Nach den Terroranschlägen vom 11. September 2001 in New York und Washington hat der Führer des Terrornetzes Al Qaida, Usama Bin Ladin, mit seiner Familie in mindestens fünf verschiedenen Verstecken in Pakistan gelebt; zudem hat er mit der jüngsten seiner drei Frauen vier Kinder gezeugt. Das geht aus den Aussagen der heute 29 Jahre alten Jemenitin Amal Ahmad Abdul Fateh hervor, die im Jahre 2000 in Afghanistan Bin Ladins dritte Frau wurde.
Die pakistanische Tageszeitung „Dawn“ sowie verschiedene amerikanische Medien berichteten am Freitag über die Vernehmungsprotokolle der pakistanischen Polizei, in deren Gewahrsam sich die drei Frauen sowie die Kinder Bin Ladins seit dem amerikanischen Kommandoangriff zur Tötung des Al-Qaida-Führers in Abbottabad vom 2. Mai 2011 befinden. Regierungsmitarbeiter in Washington bestätigten indirekt die Aussagen von Bin Ladins jüngster Frau, da diese sich im Wesentlichen mit den Erkenntnissen der amerikanischen Geheimdienste deckten.

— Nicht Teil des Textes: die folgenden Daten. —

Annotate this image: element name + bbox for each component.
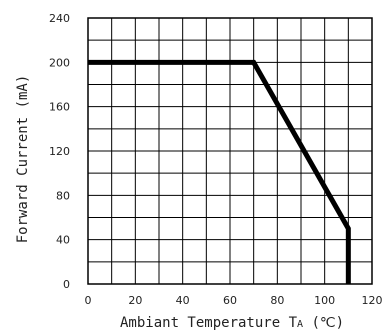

Die damals 18 Jahre alte Abdul Fateh reiste im Juli 2000 über Pakistan nach Afghanistan, weil sie nach eigenen Angaben „einen Mudschahid heiraten wollte“. Bin Ladin, der damals in der südafghanischen Provinz Kandahar lebte, nahm Abdul Fateh neben den Saudierinnen Kharia Hussain Sabir und Siham Sharif zu seiner dritten Frau. Die beiden älteren Witwen Bin Ladins, die seit Mai 2011 gemeinsam mit Abdul Fateh und mehreren Kindern Bin Ladins unter Hausarrest in einem Haus in der pakistanischen Hauptstadt Islamabad leben, haben bisher die Aussage verweigert. Die drei Witwen sowie die 20 und 21 Jahre alten Töchter Sumaya und Maryam sollen nach Medienberichten an diesem Montag wegen illegaler Einwanderung nach Pakistan angeklagt werden.
Die bisher detailliertesten Berichte über die Flucht
Nach Abdul Fatehs Aussagen flohen Bin Ladin und seine Familie Anfang 2002, also kurz nach dem Beginn der amerikanisch geführten Offensive gegen die Taliban, über verschiedene Routen des Tora-Bora-Gebirges nach Pakistan. Fateh selbst lebte zunächst einige Monate in Karachi, ehe sie im Mai 2002 in einem Versteck in Peschawar wieder zu Bin Ladin und seinen beiden älteren Frauen stieß. Anschließend verbrachte die Familie etwa zwei Jahre in der Stadt Haripur nördlich der Hauptstadt Islamabad. In Haripur wurden 2003 ihre Tochter Aasia und 2004 ihr Sohn Ibrahim geboren. Dazu sei sie jeweils nur wenige Stunden im Krankenhaus gewesen. Danach lebte die Familie etwa sechs Jahre bis zum Angriff des amerikanischen Kommandos in der Garnisonsstadt Abbottabad weiter im Nordosten, wo 2006 die Tochter Zainab und 2008 der Sohn Hussain geboren wurden. Abdul Fateh erlitt bei der Kommandoaktion zur Tötung Bin Ladins einen Beinschuss.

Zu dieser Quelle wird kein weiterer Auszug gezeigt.